To me, this underscores one of my deeply-held beliefs: unbroken blocks of time are critical to being a contributing member of any team. Enter Deep Work.

The Impact of Deep Work #

Think about metalsmiths, the ones who forge all the cool knives we use every day. Their work is incredibly careful and focused. It takes hours of dedicated focus to produce a blade. They have to hit the metal in just the right way in just the right spot. A lack of focus, even for a short time, means the possibility of a brittle blade that has to be reforged.

Designing and building software is no different.

If we lose focus, even for a minute to answer an email, we risk losing our focus and momentum. That design solution we’re working towards, we’ve got to go back to the beginning and retrace our steps. The algorithm we’re writing to process a bunch of data, we’re back at square one — all because of a short interruption. If you think this is an exaggeration, know that I’ve seen it happen firsthand to myself and others.

At work, we use Pivotal Tracker to measure our team’s progress towards a goal. One metric in there is velocity. Once we implemented deep work on the team, our velocity /tripled/.

How’d we do that? We blocked off time to do Deep Work. Let’s talk about things you can try next.

What to Try #

Here’s a short list of things that help get you going:

Identify What You’ll Focus On #

This might seem obvious, but it’s so important that it’s worth reiterating. If you know what you’re working on, you can really dive in. Otherwise, your lack of focus will make for a less rewarding and productive time because you’re spending too much time trying to figure out what to do. So, do this before you get started.

Shut Off Notifications #

Those tiny red dots and push notifications are the best at stealing your attention. I recommend setting aside some time where you’re separated from things that notify you. Put your phone on Do Not Disturb and drop it in a drawer where you can’t see it. You may still need a way to let someone reach you. I’ll cover that in another post.

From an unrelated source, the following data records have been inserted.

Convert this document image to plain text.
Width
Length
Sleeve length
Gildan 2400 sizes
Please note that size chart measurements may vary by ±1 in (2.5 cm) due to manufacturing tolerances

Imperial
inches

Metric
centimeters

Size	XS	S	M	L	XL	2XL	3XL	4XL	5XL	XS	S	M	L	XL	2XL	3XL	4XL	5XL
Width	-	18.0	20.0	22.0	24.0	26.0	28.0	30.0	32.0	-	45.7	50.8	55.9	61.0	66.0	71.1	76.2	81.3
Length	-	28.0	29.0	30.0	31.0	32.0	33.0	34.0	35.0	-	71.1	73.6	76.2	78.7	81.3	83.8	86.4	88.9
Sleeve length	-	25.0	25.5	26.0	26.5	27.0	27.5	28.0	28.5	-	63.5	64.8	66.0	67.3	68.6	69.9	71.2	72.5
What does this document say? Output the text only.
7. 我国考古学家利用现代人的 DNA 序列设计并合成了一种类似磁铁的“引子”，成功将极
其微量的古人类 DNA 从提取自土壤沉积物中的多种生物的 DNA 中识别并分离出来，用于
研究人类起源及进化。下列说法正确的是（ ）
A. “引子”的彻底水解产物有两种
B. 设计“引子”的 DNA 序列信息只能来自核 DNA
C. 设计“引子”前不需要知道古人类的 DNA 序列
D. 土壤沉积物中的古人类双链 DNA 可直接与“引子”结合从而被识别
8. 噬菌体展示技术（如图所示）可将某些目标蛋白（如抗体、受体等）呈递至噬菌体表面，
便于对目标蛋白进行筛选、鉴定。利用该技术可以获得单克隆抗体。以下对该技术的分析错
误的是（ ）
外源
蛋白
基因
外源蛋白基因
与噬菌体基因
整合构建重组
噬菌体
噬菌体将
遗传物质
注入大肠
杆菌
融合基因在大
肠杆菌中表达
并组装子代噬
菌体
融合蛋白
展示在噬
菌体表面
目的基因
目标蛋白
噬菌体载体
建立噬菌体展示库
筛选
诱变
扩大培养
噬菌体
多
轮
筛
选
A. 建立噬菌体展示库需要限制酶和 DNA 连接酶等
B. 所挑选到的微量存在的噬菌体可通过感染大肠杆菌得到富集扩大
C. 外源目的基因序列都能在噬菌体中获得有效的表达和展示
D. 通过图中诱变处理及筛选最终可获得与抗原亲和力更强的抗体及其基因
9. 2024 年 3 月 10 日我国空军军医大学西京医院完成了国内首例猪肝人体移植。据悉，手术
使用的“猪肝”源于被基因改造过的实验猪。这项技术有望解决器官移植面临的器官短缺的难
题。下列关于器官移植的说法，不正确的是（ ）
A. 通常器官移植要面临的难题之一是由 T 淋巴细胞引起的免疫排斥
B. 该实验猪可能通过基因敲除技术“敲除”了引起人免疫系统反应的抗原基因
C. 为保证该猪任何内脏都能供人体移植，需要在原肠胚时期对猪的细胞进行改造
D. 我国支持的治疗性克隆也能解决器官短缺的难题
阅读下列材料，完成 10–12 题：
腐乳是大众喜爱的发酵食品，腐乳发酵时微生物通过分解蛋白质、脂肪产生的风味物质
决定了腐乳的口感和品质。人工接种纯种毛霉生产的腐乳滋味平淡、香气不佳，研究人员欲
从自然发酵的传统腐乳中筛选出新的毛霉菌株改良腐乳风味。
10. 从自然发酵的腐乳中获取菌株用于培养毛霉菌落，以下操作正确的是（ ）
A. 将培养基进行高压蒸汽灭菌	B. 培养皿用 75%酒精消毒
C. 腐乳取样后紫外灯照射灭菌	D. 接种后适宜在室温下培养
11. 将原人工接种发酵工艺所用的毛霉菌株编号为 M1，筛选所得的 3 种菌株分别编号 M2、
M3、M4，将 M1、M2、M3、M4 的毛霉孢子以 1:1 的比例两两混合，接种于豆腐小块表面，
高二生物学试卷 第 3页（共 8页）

Block Off Time, Ritualize It #

For Deep Work to happen and be effective, you need chunks of time to do it. I’ve experimented with short sprints and long stretches of time. But the most important thing is to drop time on your calendar, block it off, and make it consistent.

I’ve found you need at least 45 minutes of uninterrupted time to really get into flow. I find I can focus for an hour and a half, but then I need a break for half an hour or so before I go back.

Chunk Your Meetings #

To call back to the problem outlined in Paul Graham’s essay from earlier, meetings — while important — can really sap your ability to focus. So put them in blocks. Find out when you work the best and protect that time.

I’ve seen people have a morning or afternoon of meetings so they work uninterrupted in the other stretch of time. I work best in the morning, so I protect that time.

If neither of those work for you, try putting your interruptions near your lunch break.

Consider The Optimum Time for Meetings #

Our own Aldric had this addition. He says:

When working on the manager schedule, keep those tips in mind for your colleagues on maker schedules, particularly if you must set recurring meetings with them (e.g. 1:1): try to use the beginning or end of their day, or before or after their lunch.

Wrapping Up #

To conclude, let’s revisit some of the topics we discussed. By now, you and I hopefully share the belief that Deep Work is valuable, rewarding, and worth your time. It can really boost the quality of what you were hired to do. You’ve got a few tools in your toolbox to help facilitate that time, such as identifying what you’ll focus on, shutting off distractions, blocking time on your calendar for it, and chunking your meetings.

What else have you done? I’d be eager to hear. Thanks for reading!